Baur alludes to some new ways that Excite Metasearch allows the cream to rise to the top of the search results. One proprietary “meta-trick” boils down to the metasearch designers’ assessments of the relative quality of the underlying search engines. The results from one engine may be given more weight than those from another. In addition, adds Baur, they “look at duplication of results from multiple providers… if a page appears in several search engine results then it will probably rise in position in Excite Metasearch.” To some extent, this feature appears to follow the lead of Ixquick, which pioneered the idea of ranking sites higher if they scored in the top ten in several different search engines. Ixquick weights each engine’s “vote” equally and ranks sites based on a “star system.”

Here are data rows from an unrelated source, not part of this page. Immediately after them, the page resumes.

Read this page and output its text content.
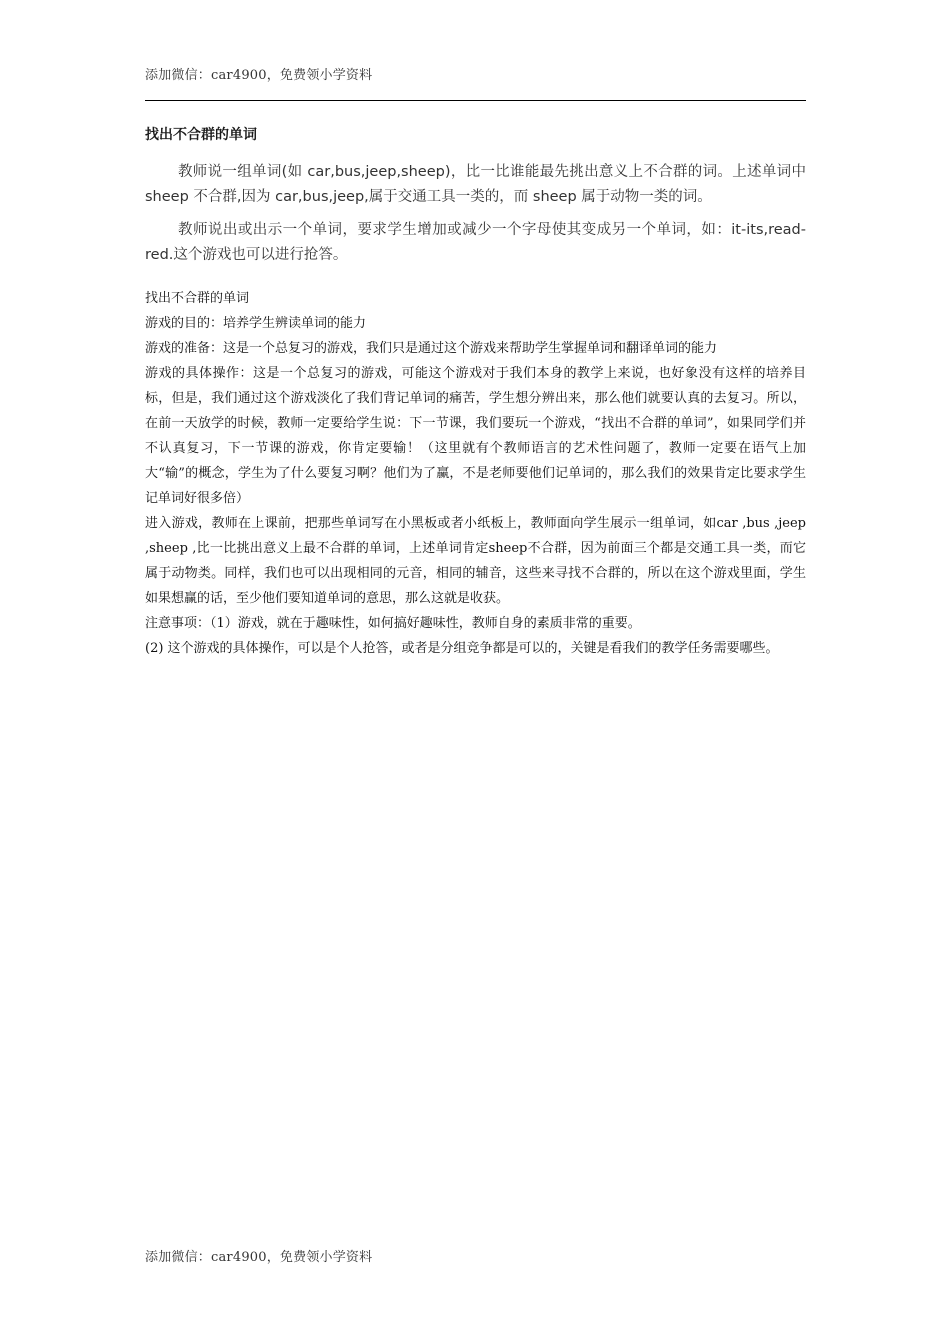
添加微信：car4900，免费领小学资料
找出不合群的单词

教师说一组单词(如 car,bus,jeep,sheep)，比一比谁能最先挑出意义上不合群的词。上述单词中 sheep 不合群,因为 car,bus,jeep,属于交通工具一类的，而 sheep 属于动物一类的词。

教师说出或出示一个单词，要求学生增加或减少一个字母使其变成另一个单词，如：it-its,read-red.这个游戏也可以进行抢答。

找出不合群的单词

游戏的目的：培养学生辨读单词的能力

游戏的准备：这是一个总复习的游戏，我们只是通过这个游戏来帮助学生掌握单词和翻译单词的能力

游戏的具体操作：这是一个总复习的游戏，可能这个游戏对于我们本身的教学上来说，也好象没有这样的培养目标，但是，我们通过这个游戏淡化了我们背记单词的痛苦，学生想分辨出来，那么他们就要认真的去复习。所以，在前一天放学的时候，教师一定要给学生说：下一节课，我们要玩一个游戏，“找出不合群的单词”，如果同学们并不认真复习，下一节课的游戏，你肯定要输！（这里就有个教师语言的艺术性问题了，教师一定要在语气上加大“输”的概念，学生为了什么要复习啊？他们为了赢，不是老师要他们记单词的，那么我们的效果肯定比要求学生记单词好很多倍）

进入游戏，教师在上课前，把那些单词写在小黑板或者小纸板上，教师面向学生展示一组单词，如car ,bus ,jeep ,sheep ,比一比挑出意义上最不合群的单词，上述单词肯定sheep不合群，因为前面三个都是交通工具一类，而它属于动物类。同样，我们也可以出现相同的元音，相同的辅音，这些来寻找不合群的，所以在这个游戏里面，学生如果想赢的话，至少他们要知道单词的意思，那么这就是收获。

注意事项：（1）游戏，就在于趣味性，如何搞好趣味性，教师自身的素质非常的重要。

(2) 这个游戏的具体操作，可以是个人抢答，或者是分组竞争都是可以的，关键是看我们的教学任务需要哪些。

添加微信：car4900，免费领小学资料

One thing metasearch enthusiasts will notice is the lack of any delineation of which search results come from which engines. Infospace’s goal in developing a metasearch product to go under the Excite brand was to “popularize metasearch to make it more mainstream,” says Baur. Mainstream users, goes the theory, don’t want to be bogged down with detail, don’t want to look under the hood. They just want to drive the car.

The lack of clear notations about which results come from which sources extends to paid results. Most major portals and search destinations clearly separate the sponsored listings from regular search results; Excite Metasearch makes this separation invisible to the user. To some of us, that seems dishonest. To be sure, Excite Metasearch’s claim that results are customized to show fewer paid results for informational queries seems to hold up under scrutiny. Then again, if you type an informational query on a pay-per-click search engine like Overture.com, you’ll get non-paid Inktomi results, so this isn’t such a tall order to fulfil. Inktomi results, of course, are indirectly influenced by a paid inclusion model. Pure search results are getting harder and harder to come by no matter where you turn.

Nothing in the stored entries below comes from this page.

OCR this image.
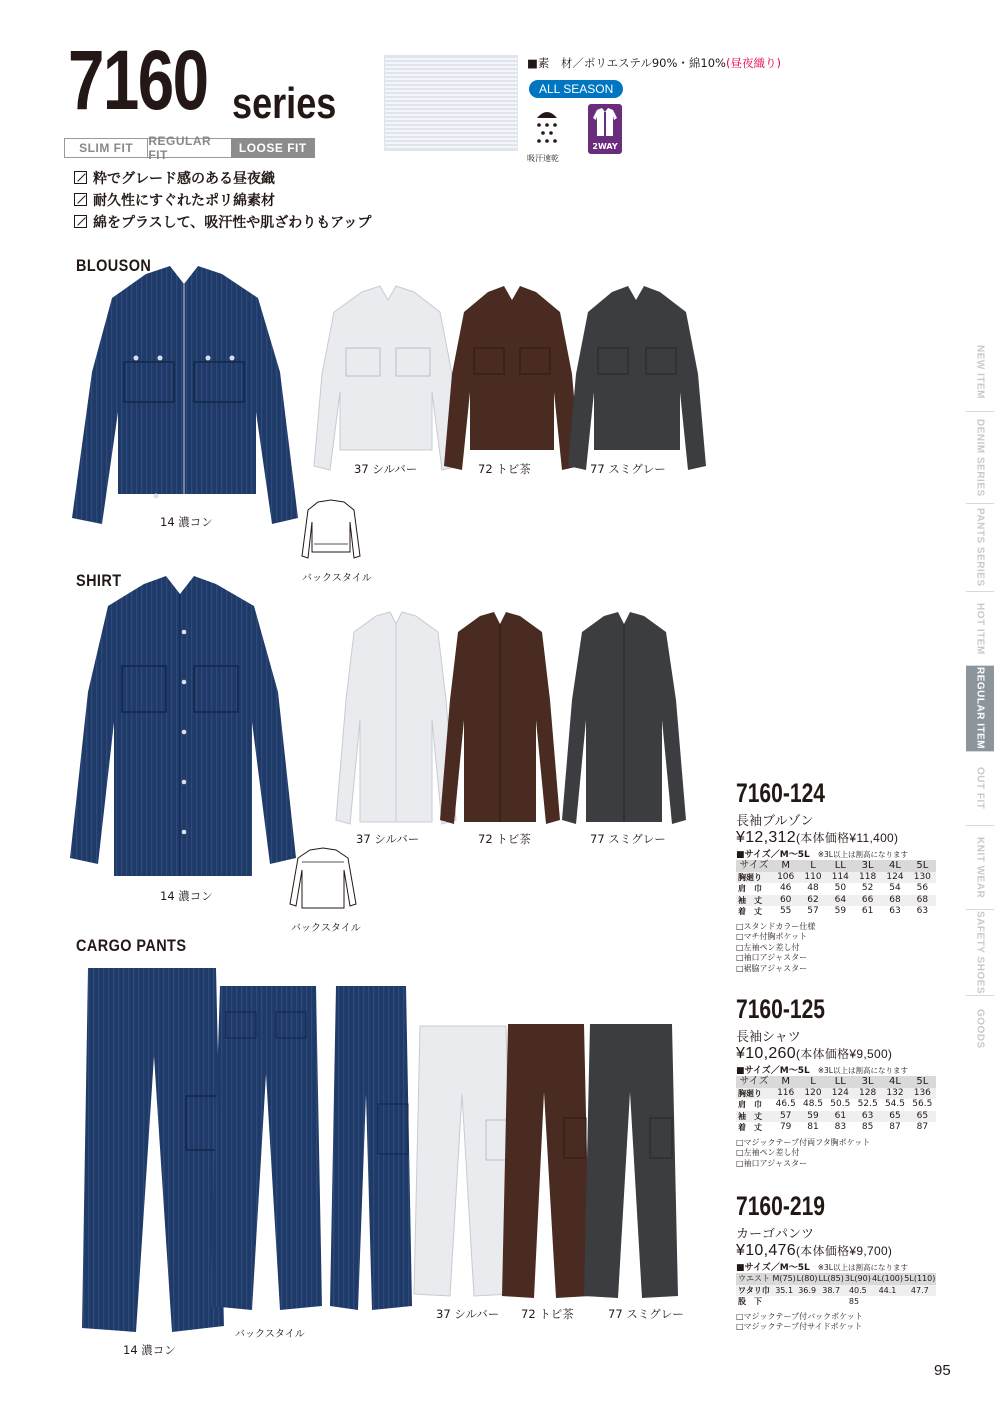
7160 series
SLIM FIT	REGULAR FIT	LOOSE FIT
粋でグレード感のある昼夜織
耐久性にすぐれたポリ綿素材
綿をプラスして、吸汗性や肌ざわりもアップ
■素　材／ポリエステル90%・綿10%(昼夜織り)
ALL SEASON
吸汗速乾
2WAY
NEW ITEM
DENIM SERIES
PANTS SERIES
HOT ITEM
REGULAR ITEM
OUT FIT
KNIT WEAR
SAFETY SHOES
GOODS
BLOUSON
14 濃コン
バックスタイル
37 シルバー	72 トビ茶	77 スミグレー
SHIRT
14 濃コン
バックスタイル
37 シルバー	72 トビ茶	77 スミグレー
CARGO PANTS
14 濃コン
バックスタイル
37 シルバー 72 トビ茶	77 スミグレー
7160-124
長袖ブルゾン
¥12,312(本体価格¥11,400)
■サイズ／M～5L ※3L以上は割高になります
サイズ	M	L	LL	3L	4L	5L
胸廻り	106	110	114	118	124	130
肩　巾	46	48	50	52	54	56
袖　丈	60	62	64	66	68	68
着　丈	55	57	59	61	63	63
□スタンドカラー仕様
□マチ付胸ポケット
□左袖ペン差し付
□袖口アジャスター
□裾脇アジャスター
7160-125
長袖シャツ
¥10,260(本体価格¥9,500)
■サイズ／M～5L ※3L以上は割高になります
サイズ	M	L	LL	3L	4L	5L
胸廻り	116	120	124	128	132	136
肩　巾	46.5	48.5	50.5	52.5	54.5	56.5
袖　丈	57	59	61	63	65	65
着　丈	79	81	83	85	87	87
□マジックテープ付両フタ胸ポケット
□左袖ペン差し付
□袖口アジャスター
7160-219
カーゴパンツ
¥10,476(本体価格¥9,700)
■サイズ／M～5L ※3L以上は割高になります
ウエスト	M(75)	L(80)	LL(85)	3L(90)	4L(100)	5L(110)
ワタリ巾	35.1	36.9	38.7	40.5	44.1	47.7
股　下	85					
□マジックテープ付バックポケット
□マジックテープ付サイドポケット
95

The fact is, the market for Internet search is divided into two worlds: that of search enthusiasts and purists, and that of the broader consumer market. On portals like Excite, you find a lot of people who essentially use the Internet for fun and diversion. The latter group may be discriminating about search quality, but only to a point. And it must be acknowledged that this latter “world” is larger than the small world of search engine purists.

It was this separation (loyal search engine purists vs. the rest of the world) that led AltaVista to set up a special site called Raging Search to cater to its enthusiast audience, while moving forward to make AltaVista.com more mainstream. (This didn’t work, since AltaVista was the brand that the loyal enthusiasts identified with, and continued to want to identify with.) And it may drive Google’s decisions in the future: Google may in the future be willing to deploy one style of result (blended paid and non-paid results) for big consumer portal partners, while holding the line on Google.com, sticking with “pure” search results and clearly delineated ads off to the side. Time will tell.

To me, the Excite Metasearch story still looks like a business model story; a successful investment by Infospace in a known Internet brand name at a discount price. But there is nonetheless some innovation and no small passion for relevance under the hood. Excite Metasearch results look nothing like Metacrawler or Dogpile results, even if they leverage the expertise and core technologies involved in producing those award-winning metasearch engines. “The New Excite Team” has been busy.